Production: Scene 1 - The Alarm
When Nicole and I first started thinking about how to open Audrey's home sequence, the question we kept coming back to was how to establish her character visually before she says a single word. The voiceover handles some of that work, but we wanted the images themselves to be doing something independently, and the alarm shot ended up being the answer.

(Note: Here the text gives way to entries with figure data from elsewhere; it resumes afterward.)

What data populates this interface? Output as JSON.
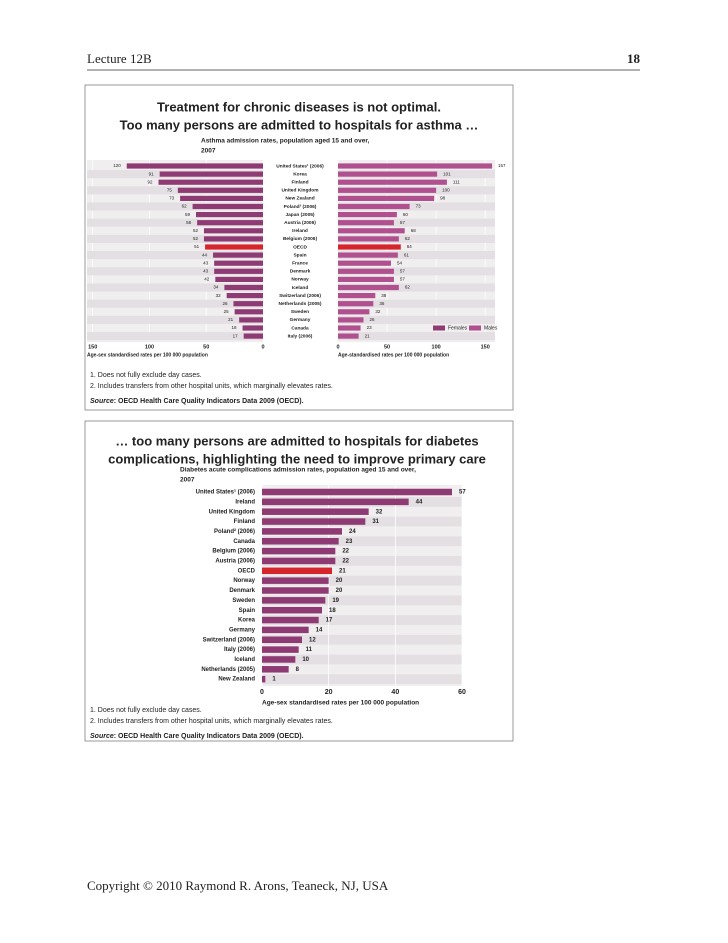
{
  "header": {
    "left": "Lecture 12B",
    "right": "18"
  },
  "chart_data": [
    {
      "type": "butterfly-bar",
      "title": [
        "Treatment for chronic diseases is not optimal.",
        "Too many persons are admitted to hospitals for asthma …"
      ],
      "subtitle": [
        "Asthma admission rates, population aged 15 and over,",
        "2007"
      ],
      "categories": [
        "United States¹ (2006)",
        "Korea",
        "Finland",
        "United Kingdom",
        "New Zealand",
        "Poland² (2006)",
        "Japan (2005)",
        "Austria (2006)",
        "Ireland",
        "Belgium (2006)",
        "OECD",
        "Spain",
        "France",
        "Denmark",
        "Norway",
        "Iceland",
        "Switzerland (2006)",
        "Netherlands (2005)",
        "Sweden",
        "Germany",
        "Canada",
        "Italy (2006)"
      ],
      "series": [
        {
          "name": "Females",
          "color": "#8e3a73",
          "values": [
            120,
            91,
            92,
            75,
            73,
            62,
            59,
            58,
            52,
            52,
            51,
            44,
            43,
            43,
            42,
            34,
            32,
            26,
            25,
            21,
            18,
            17
          ]
        },
        {
          "name": "Males",
          "color": "#b0508f",
          "axis": "x2",
          "values": [
            157,
            101,
            111,
            100,
            98,
            73,
            60,
            57,
            68,
            62,
            64,
            61,
            54,
            57,
            57,
            62,
            38,
            36,
            32,
            26,
            23,
            21
          ]
        }
      ],
      "highlight_index": 10,
      "highlight_color": "#d7262b",
      "xlim": [
        155,
        0
      ],
      "xticks": [
        150,
        100,
        50,
        0
      ],
      "x2lim": [
        0,
        160
      ],
      "x2ticks": [
        0,
        50,
        100,
        150
      ],
      "xlabel": "Age-sex standardised rates per 100 000 population",
      "x2label": "Age-standardised rates per 100 000 population",
      "notes": [
        "1. Does not fully exclude day cases.",
        "2. Includes transfers from other hospital units, which marginally elevates rates."
      ],
      "source": {
        "label": "Source",
        "text": ": OECD Health Care Quality Indicators Data 2009 (OECD)."
      }
    },
    {
      "type": "bar",
      "title": [
        "… too many persons are admitted to hospitals for diabetes",
        "complications, highlighting the need to improve primary care"
      ],
      "subtitle": [
        "Diabetes acute complications admission rates, population aged 15 and over,",
        "2007"
      ],
      "categories": [
        "United States¹ (2006)",
        "Ireland",
        "United Kingdom",
        "Finland",
        "Poland² (2006)",
        "Canada",
        "Belgium (2006)",
        "Austria (2006)",
        "OECD",
        "Norway",
        "Denmark",
        "Sweden",
        "Spain",
        "Korea",
        "Germany",
        "Switzerland (2006)",
        "Italy (2006)",
        "Iceland",
        "Netherlands (2005)",
        "New Zealand"
      ],
      "values": [
        57,
        44,
        32,
        31,
        24,
        23,
        22,
        22,
        21,
        20,
        20,
        19,
        18,
        17,
        14,
        12,
        11,
        10,
        8,
        1
      ],
      "color": "#8e3a73",
      "highlight_index": 8,
      "highlight_color": "#d7262b",
      "xlim": [
        0,
        60
      ],
      "xticks": [
        0,
        20,
        40,
        60
      ],
      "xlabel": "Age-sex standardised rates per 100 000 population",
      "notes": [
        "1. Does not fully exclude day cases.",
        "2. Includes transfers from other hospital units, which marginally elevates rates."
      ],
      "source": {
        "label": "Source",
        "text": ": OECD Health Care Quality Indicators Data 2009 (OECD)."
      }
    }
  ],
  "footer": "Copyright © 2010 Raymond R. Arons, Teaneck, NJ, USA"
}
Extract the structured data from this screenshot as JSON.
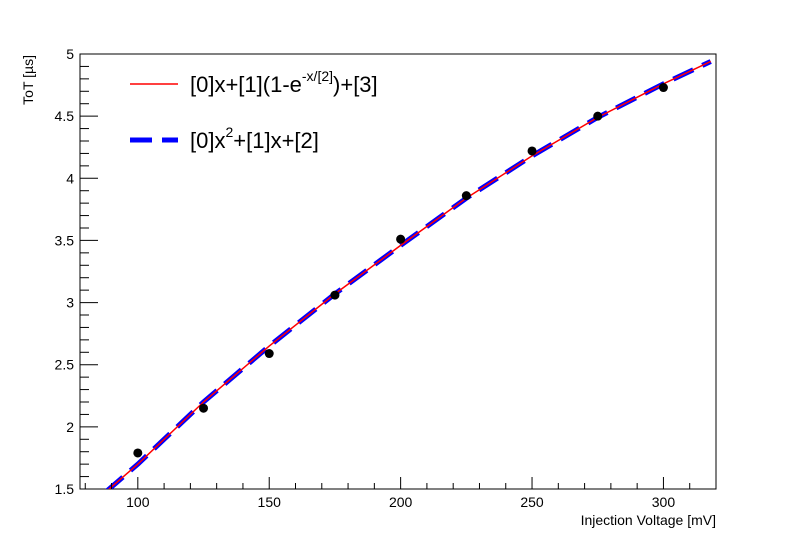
{
  "chart_data": {
    "type": "scatter",
    "title": "",
    "xlabel": "Injection Voltage [mV]",
    "ylabel": "ToT [µs]",
    "xlim": [
      78,
      320
    ],
    "ylim": [
      1.5,
      5.0
    ],
    "x_ticks": [
      100,
      150,
      200,
      250,
      300
    ],
    "y_ticks": [
      1.5,
      2,
      2.5,
      3,
      3.5,
      4,
      4.5,
      5
    ],
    "x_tick_labels": [
      "100",
      "150",
      "200",
      "250",
      "300"
    ],
    "y_tick_labels": [
      "1.5",
      "2",
      "2.5",
      "3",
      "3.5",
      "4",
      "4.5",
      "5"
    ],
    "grid": false,
    "legend_position": "top-left",
    "series": [
      {
        "kind": "points",
        "color": "#000000",
        "x": [
          100,
          125,
          150,
          175,
          200,
          225,
          250,
          275,
          300
        ],
        "y": [
          1.79,
          2.15,
          2.59,
          3.06,
          3.51,
          3.86,
          4.22,
          4.5,
          4.73
        ]
      },
      {
        "name": "[0]x+[1](1-e-x/[2])+[3]",
        "kind": "line",
        "style": "solid",
        "color": "#ff0000",
        "x": [
          88,
          100,
          125,
          150,
          175,
          200,
          225,
          250,
          275,
          300,
          318
        ],
        "y": [
          1.48,
          1.7,
          2.2,
          2.65,
          3.07,
          3.46,
          3.84,
          4.18,
          4.49,
          4.76,
          4.94
        ]
      },
      {
        "name": "[0]x2+[1]x+[2]",
        "kind": "line",
        "style": "dashed",
        "color": "#0000ff",
        "x": [
          88,
          100,
          125,
          150,
          175,
          200,
          225,
          250,
          275,
          300,
          318
        ],
        "y": [
          1.48,
          1.7,
          2.2,
          2.65,
          3.07,
          3.46,
          3.84,
          4.18,
          4.49,
          4.76,
          4.94
        ]
      }
    ],
    "legend": [
      {
        "style": "solid",
        "color": "#ff0000",
        "text_main": "[0]x+[1](1-e",
        "text_sup": "-x/[2]",
        "text_tail": ")+[3]"
      },
      {
        "style": "dashed",
        "color": "#0000ff",
        "text_main": "[0]x",
        "text_sup": "2",
        "text_tail": "+[1]x+[2]"
      }
    ]
  }
}
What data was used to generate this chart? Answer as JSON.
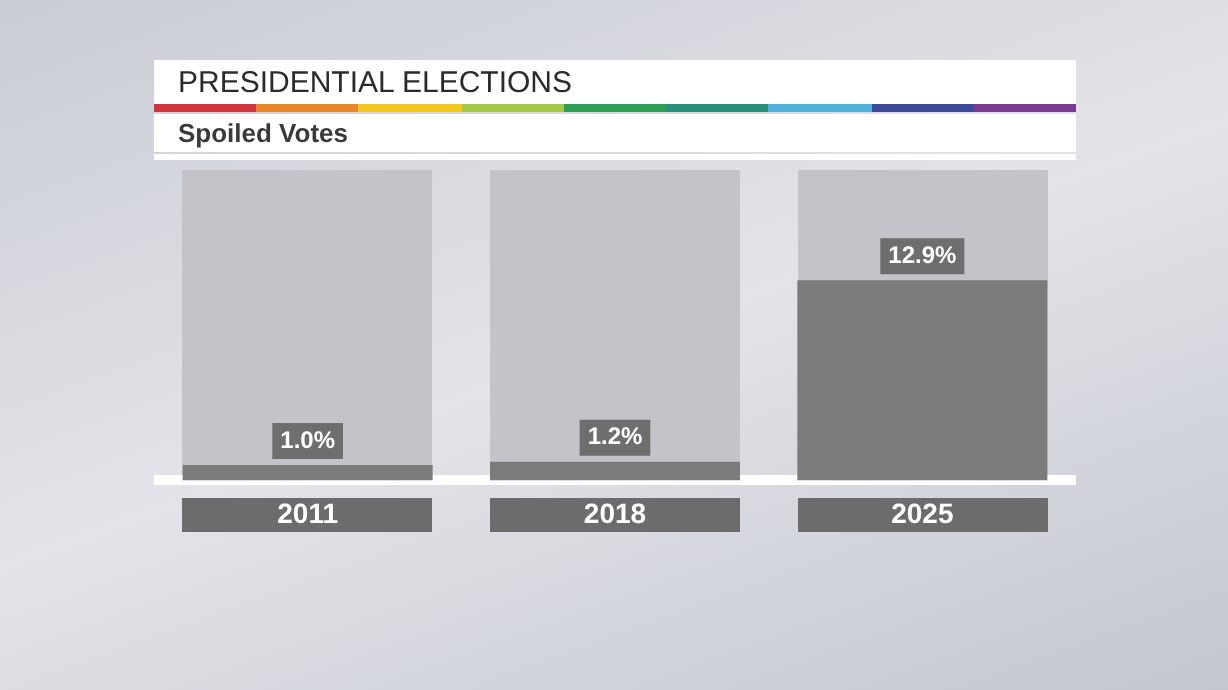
{
  "chart_data": {
    "type": "bar",
    "title": "PRESIDENTIAL ELECTIONS",
    "subtitle": "Spoiled Votes",
    "categories": [
      "2011",
      "2018",
      "2025"
    ],
    "values": [
      1.0,
      1.2,
      12.9
    ],
    "color": "#7b7b7b",
    "value_labels": [
      "1.0%",
      "1.2%",
      "12.9%"
    ],
    "grid": false,
    "legend": false
  }
}
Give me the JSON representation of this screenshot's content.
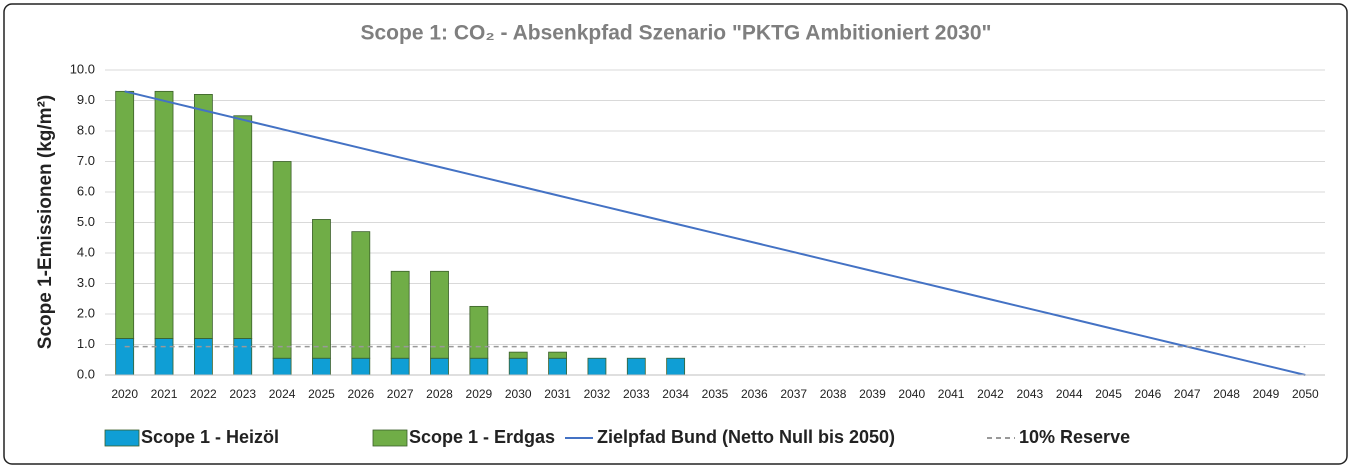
{
  "chart_data": {
    "type": "bar",
    "title": "Scope 1: CO₂ - Absenkpfad Szenario \"PKTG Ambitioniert 2030\"",
    "y_label": "Scope 1-Emissionen (kg/m²)",
    "categories": [
      "2020",
      "2021",
      "2022",
      "2023",
      "2024",
      "2025",
      "2026",
      "2027",
      "2028",
      "2029",
      "2030",
      "2031",
      "2032",
      "2033",
      "2034",
      "2035",
      "2036",
      "2037",
      "2038",
      "2039",
      "2040",
      "2041",
      "2042",
      "2043",
      "2044",
      "2045",
      "2046",
      "2047",
      "2048",
      "2049",
      "2050"
    ],
    "stacked": true,
    "series": [
      {
        "name": "Scope 1 - Heizöl",
        "type": "bar",
        "color": "#0f9ed5",
        "values": [
          1.2,
          1.2,
          1.2,
          1.2,
          0.55,
          0.55,
          0.55,
          0.55,
          0.55,
          0.55,
          0.55,
          0.55,
          0.55,
          0.55,
          0.55,
          null,
          null,
          null,
          null,
          null,
          null,
          null,
          null,
          null,
          null,
          null,
          null,
          null,
          null,
          null,
          null
        ]
      },
      {
        "name": "Scope 1 - Erdgas",
        "type": "bar",
        "color": "#70ad47",
        "values": [
          8.1,
          8.1,
          8.0,
          7.3,
          6.45,
          4.55,
          4.15,
          2.85,
          2.85,
          1.7,
          0.2,
          0.2,
          null,
          null,
          null,
          null,
          null,
          null,
          null,
          null,
          null,
          null,
          null,
          null,
          null,
          null,
          null,
          null,
          null,
          null,
          null
        ]
      },
      {
        "name": "Zielpfad Bund (Netto Null bis 2050)",
        "type": "line",
        "color": "#4472c4",
        "values": [
          9.3,
          8.99,
          8.68,
          8.37,
          8.06,
          7.75,
          7.44,
          7.13,
          6.82,
          6.51,
          6.2,
          5.89,
          5.58,
          5.27,
          4.96,
          4.65,
          4.34,
          4.03,
          3.72,
          3.41,
          3.1,
          2.79,
          2.48,
          2.17,
          1.86,
          1.55,
          1.24,
          0.93,
          0.62,
          0.31,
          0
        ]
      },
      {
        "name": "10% Reserve",
        "type": "line",
        "style": "dashed",
        "color": "#999999",
        "values": [
          0.93,
          0.93,
          0.93,
          0.93,
          0.93,
          0.93,
          0.93,
          0.93,
          0.93,
          0.93,
          0.93,
          0.93,
          0.93,
          0.93,
          0.93,
          0.93,
          0.93,
          0.93,
          0.93,
          0.93,
          0.93,
          0.93,
          0.93,
          0.93,
          0.93,
          0.93,
          0.93,
          0.93,
          0.93,
          0.93,
          0.93
        ]
      }
    ],
    "ylim": [
      0,
      10
    ],
    "yticks": [
      {
        "value": 0,
        "label": "0.0"
      },
      {
        "value": 1,
        "label": "1.0"
      },
      {
        "value": 2,
        "label": "2.0"
      },
      {
        "value": 3,
        "label": "3.0"
      },
      {
        "value": 4,
        "label": "4.0"
      },
      {
        "value": 5,
        "label": "5.0"
      },
      {
        "value": 6,
        "label": "6.0"
      },
      {
        "value": 7,
        "label": "7.0"
      },
      {
        "value": 8,
        "label": "8.0"
      },
      {
        "value": 9,
        "label": "9.0"
      },
      {
        "value": 10,
        "label": "10.0"
      }
    ],
    "grid": true,
    "legend": "bottom"
  }
}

The detail we settled on is that Audrey sets a 4:00 PM alarm for her after-school nap. On the surface that's an ordinary thing, but what it communicates is specific; she doesn't just fall asleep and hope for the best, she built rest into her schedule the same way she builds everything else. She recharges, but only within a structure she created for herself. When the alarm goes off and she's immediately awake and moving, it tells you everything about her without dialogue. That was the goal of the entire home sequence from the beginning, to let her actions do the characterization work so the voiceover doesn't have to explain everything.
Filming the Shot
Getting this shot to actually look clean on camera was harder than I expected. The original plan was to physically zoom in on the phone with the camera to bring the notification into focus cinematically. When we tried it the footage came out noticeably shaky because without a tripod the zoom introduced instability that made it look like a mistake rather than a deliberate choice. We watched it back immediately and it was clear it wasn't going to work. The shakiness pulled attention away from the screen itself, which is the only thing that matters in that shot.
Although we figured it out in the end, and it proved to be a learning experience, it was still scary. It reminded us that although we planned it out great, we still don't know exactly what we're doing, which means our timing may be very different than what we have planned.